Team members must be willing to be creative and take risks. According to Temme and Katzel, "Risk taking plays a major role in the creative process." (1995) They also stress the importance of empowerment and trust. The theory is that in a true team, all members have valid input and ideas. A good team leader is willing to share the power, and members must be willing to share responsibility. In this way, trust can be established.
Understanding group dynamics, offering positive leadership, and laying out a clear and concise plan will greatly increase the probability of the successful and timely completion of a project, and hopefully make it a constructive and positive experience for all involved. Positive leadership is vital to the success of the group. An article in Plant Engineering (Temme & Katzel , Sept.1995, p.112) aptly describes the role of a good leader this way:
Leadership, as it applies to a team in today's work environment, is related to effective coaching and counseling. Coaching means providing direction and assistance to team members so they can succeed. Counseling means careful listening to members' ideas, concerns, and needs; and helping them take responsibility to meet their own needs. Leadership means truly helping team members accomplish team goals and grow and prosper in the process. It is directly related to empowering and challenging employees to be the best they can be.

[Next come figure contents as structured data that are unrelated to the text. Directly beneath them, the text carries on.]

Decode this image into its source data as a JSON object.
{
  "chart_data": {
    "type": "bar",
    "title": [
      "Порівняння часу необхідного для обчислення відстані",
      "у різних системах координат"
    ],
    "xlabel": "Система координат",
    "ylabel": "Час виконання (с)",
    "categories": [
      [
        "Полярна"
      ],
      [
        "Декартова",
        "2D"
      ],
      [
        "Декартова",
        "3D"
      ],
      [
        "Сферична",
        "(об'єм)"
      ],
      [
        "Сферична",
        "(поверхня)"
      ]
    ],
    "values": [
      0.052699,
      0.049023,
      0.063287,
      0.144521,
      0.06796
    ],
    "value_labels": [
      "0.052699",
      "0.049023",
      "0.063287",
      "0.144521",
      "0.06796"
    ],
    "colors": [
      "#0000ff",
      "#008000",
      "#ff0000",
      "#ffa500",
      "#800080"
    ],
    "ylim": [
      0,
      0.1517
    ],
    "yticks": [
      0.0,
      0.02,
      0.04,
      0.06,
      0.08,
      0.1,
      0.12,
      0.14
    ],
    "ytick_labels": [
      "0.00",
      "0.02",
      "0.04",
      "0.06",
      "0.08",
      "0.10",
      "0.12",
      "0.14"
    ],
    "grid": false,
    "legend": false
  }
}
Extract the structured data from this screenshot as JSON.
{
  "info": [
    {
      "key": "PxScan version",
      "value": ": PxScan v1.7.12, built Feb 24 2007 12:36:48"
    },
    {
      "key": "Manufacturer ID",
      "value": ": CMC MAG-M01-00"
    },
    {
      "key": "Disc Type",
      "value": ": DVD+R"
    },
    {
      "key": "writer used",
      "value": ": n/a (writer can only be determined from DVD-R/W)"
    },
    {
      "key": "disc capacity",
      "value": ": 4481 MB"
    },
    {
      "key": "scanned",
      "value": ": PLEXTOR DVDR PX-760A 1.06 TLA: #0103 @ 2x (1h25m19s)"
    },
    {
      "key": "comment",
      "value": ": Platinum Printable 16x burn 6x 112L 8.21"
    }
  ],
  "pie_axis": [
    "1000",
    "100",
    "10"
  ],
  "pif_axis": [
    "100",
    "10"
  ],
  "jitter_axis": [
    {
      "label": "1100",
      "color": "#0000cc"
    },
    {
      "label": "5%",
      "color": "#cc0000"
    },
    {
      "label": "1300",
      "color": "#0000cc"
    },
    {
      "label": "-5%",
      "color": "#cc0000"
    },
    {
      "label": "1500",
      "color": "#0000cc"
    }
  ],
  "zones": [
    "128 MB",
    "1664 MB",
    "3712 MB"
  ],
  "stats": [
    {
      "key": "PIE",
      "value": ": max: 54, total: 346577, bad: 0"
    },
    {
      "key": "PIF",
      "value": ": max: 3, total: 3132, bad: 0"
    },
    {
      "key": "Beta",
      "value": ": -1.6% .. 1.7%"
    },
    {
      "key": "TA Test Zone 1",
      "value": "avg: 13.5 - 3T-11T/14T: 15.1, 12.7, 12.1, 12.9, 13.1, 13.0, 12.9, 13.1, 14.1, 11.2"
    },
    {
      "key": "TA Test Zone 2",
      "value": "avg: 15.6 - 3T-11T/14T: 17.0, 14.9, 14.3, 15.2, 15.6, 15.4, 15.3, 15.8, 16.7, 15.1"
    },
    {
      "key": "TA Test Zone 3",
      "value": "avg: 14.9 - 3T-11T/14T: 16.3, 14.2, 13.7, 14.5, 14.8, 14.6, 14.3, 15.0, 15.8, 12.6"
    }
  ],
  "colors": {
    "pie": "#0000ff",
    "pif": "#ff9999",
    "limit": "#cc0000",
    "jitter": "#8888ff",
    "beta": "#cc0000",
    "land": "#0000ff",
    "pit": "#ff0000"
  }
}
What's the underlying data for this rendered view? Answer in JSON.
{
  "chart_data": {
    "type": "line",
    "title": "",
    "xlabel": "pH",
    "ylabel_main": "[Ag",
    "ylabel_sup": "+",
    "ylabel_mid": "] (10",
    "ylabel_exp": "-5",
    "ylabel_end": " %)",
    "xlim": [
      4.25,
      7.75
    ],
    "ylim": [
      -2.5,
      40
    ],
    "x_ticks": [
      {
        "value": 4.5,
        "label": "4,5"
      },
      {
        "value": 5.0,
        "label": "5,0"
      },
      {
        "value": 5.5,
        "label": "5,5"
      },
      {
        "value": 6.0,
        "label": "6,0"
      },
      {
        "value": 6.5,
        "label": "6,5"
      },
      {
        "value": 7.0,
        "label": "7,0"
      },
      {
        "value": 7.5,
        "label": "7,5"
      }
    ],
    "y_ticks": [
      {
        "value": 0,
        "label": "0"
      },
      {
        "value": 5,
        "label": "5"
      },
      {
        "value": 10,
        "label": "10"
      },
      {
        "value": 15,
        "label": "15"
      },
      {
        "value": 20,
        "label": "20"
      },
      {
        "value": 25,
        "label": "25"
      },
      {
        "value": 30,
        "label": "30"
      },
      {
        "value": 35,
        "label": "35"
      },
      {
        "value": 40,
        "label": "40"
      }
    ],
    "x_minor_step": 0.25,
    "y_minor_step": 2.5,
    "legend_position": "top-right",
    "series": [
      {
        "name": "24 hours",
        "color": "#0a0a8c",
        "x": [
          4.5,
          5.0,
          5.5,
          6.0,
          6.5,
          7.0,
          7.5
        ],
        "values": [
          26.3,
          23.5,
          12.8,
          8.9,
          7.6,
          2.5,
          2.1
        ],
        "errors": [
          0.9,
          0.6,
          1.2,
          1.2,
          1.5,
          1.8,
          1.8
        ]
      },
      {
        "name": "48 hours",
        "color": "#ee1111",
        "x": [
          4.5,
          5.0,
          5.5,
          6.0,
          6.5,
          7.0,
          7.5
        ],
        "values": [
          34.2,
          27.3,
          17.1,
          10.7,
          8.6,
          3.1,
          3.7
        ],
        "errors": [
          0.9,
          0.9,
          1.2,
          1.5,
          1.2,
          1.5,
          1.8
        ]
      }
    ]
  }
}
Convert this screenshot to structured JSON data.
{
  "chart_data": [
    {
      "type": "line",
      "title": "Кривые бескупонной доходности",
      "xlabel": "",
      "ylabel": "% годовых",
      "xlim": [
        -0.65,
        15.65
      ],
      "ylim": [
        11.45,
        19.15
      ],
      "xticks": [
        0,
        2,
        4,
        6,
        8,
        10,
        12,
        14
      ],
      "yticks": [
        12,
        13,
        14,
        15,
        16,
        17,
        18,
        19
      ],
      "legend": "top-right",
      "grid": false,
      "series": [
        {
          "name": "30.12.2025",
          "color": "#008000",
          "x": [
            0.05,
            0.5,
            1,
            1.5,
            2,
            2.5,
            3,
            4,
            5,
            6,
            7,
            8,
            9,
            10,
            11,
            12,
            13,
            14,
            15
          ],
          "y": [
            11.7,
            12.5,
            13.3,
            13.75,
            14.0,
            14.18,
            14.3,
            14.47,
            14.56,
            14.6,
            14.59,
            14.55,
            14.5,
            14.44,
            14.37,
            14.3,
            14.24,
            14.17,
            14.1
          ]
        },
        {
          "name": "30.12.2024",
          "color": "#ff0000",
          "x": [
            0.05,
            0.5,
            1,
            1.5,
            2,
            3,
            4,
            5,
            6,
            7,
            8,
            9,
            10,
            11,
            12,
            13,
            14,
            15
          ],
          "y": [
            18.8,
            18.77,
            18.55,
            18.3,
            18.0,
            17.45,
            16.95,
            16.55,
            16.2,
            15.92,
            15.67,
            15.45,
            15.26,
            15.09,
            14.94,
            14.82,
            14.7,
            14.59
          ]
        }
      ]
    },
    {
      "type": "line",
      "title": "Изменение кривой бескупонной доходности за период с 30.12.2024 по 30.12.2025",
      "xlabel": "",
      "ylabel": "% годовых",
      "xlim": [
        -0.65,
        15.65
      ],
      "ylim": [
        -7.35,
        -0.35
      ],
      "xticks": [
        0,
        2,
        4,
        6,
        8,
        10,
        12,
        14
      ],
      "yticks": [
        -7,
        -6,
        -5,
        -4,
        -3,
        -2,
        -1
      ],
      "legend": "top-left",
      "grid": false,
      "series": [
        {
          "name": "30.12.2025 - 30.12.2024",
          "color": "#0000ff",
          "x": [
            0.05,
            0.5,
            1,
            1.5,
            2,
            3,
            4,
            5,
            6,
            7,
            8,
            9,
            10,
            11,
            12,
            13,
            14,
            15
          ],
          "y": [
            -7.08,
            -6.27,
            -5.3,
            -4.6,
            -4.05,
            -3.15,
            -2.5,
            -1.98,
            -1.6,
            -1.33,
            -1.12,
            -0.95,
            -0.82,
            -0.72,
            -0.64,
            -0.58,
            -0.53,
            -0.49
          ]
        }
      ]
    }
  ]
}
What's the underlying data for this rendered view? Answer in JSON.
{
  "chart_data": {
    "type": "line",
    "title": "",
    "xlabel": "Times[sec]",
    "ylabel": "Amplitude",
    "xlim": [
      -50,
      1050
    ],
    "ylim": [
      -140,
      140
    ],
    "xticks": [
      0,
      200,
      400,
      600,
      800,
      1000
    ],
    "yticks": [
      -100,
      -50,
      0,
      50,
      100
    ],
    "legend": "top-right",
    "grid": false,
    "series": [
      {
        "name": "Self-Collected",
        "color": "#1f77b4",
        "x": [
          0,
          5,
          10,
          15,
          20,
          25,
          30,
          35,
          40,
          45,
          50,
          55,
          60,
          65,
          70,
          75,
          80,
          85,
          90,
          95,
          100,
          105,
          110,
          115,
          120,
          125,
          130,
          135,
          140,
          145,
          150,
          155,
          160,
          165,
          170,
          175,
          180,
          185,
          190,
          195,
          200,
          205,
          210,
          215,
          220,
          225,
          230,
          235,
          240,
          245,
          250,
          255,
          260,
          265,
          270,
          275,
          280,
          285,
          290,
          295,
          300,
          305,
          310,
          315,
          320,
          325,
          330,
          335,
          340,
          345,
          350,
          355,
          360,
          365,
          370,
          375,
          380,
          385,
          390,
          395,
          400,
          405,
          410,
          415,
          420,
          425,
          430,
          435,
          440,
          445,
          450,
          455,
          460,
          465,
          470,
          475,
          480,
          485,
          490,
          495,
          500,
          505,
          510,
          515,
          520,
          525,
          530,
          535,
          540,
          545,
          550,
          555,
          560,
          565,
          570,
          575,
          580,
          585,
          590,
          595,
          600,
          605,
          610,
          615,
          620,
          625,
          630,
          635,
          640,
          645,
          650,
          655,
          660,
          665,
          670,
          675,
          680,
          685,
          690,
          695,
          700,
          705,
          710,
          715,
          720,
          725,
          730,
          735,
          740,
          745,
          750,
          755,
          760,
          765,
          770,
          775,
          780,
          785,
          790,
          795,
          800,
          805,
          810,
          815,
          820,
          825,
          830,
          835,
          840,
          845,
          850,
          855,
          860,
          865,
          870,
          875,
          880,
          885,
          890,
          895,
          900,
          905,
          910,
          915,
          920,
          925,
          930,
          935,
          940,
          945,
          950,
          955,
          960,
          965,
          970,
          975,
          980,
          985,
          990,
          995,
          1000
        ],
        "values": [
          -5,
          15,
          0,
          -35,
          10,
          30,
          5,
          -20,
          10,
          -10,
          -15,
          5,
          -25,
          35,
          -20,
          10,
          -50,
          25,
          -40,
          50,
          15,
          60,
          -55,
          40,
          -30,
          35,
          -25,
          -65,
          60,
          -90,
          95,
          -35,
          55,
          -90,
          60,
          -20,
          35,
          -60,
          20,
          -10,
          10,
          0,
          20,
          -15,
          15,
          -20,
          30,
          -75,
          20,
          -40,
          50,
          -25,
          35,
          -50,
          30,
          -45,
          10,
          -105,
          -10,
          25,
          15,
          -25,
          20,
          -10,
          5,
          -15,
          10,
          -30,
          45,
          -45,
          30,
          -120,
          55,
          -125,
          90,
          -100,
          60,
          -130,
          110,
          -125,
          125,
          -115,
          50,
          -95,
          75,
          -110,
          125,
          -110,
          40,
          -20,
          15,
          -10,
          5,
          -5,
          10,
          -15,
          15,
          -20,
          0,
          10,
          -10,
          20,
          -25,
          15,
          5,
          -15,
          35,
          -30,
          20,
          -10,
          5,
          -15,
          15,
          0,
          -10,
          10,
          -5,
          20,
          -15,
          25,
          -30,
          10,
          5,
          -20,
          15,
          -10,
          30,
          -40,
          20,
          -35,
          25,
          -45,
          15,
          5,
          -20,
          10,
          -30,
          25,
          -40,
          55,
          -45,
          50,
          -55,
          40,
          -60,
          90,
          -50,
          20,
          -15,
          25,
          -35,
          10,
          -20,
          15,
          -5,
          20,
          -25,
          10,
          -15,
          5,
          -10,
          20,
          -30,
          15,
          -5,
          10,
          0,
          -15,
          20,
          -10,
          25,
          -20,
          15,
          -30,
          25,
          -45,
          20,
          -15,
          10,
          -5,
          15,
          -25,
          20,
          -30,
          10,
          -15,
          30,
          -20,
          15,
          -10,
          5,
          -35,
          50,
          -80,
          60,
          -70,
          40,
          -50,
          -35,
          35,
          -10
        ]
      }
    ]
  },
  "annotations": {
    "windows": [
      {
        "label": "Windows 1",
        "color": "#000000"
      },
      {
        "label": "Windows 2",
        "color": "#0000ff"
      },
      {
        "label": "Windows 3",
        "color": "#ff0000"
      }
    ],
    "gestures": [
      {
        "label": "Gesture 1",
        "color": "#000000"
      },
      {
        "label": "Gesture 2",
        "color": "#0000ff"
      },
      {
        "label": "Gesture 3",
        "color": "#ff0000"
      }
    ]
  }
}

A good team leader leads by example, and by tapping in to each member's strengths. When teammates are encouraged to take risks and try new things, positive results are achieved. With supportive models of leadership in place, teams can grow and thrive.
For further reading on this subject, please see the excellent references listed below that I found to be very useful.
Temme, J., & Katzel, J. (Jan 9, 1995). Calling a team a team doesn't mean that it is: successful teamwork must be a way of life. Plant Engineering, 49, n1. p.112(2). Retrieved April 21, 2008, from General OneFile via Gale
DeJanasz-Dowd-Schneider (2001) Interpersonal Skills in Organization, Teams in the Workplace, Chapter 15, 309-329, McGraw-Hill
Carter, C., Bishop, J., & Kravits, S. (2007) Keys to College Studying: Becoming an Active Thinker. Learning Styles, Majors, & Careers: Knowing Your Talents & Finding Your Direction.
Kreitner-Kinicki (2003) Organizational Behavior (6th edition) Group Dynamics, Chapter 12, 408-443.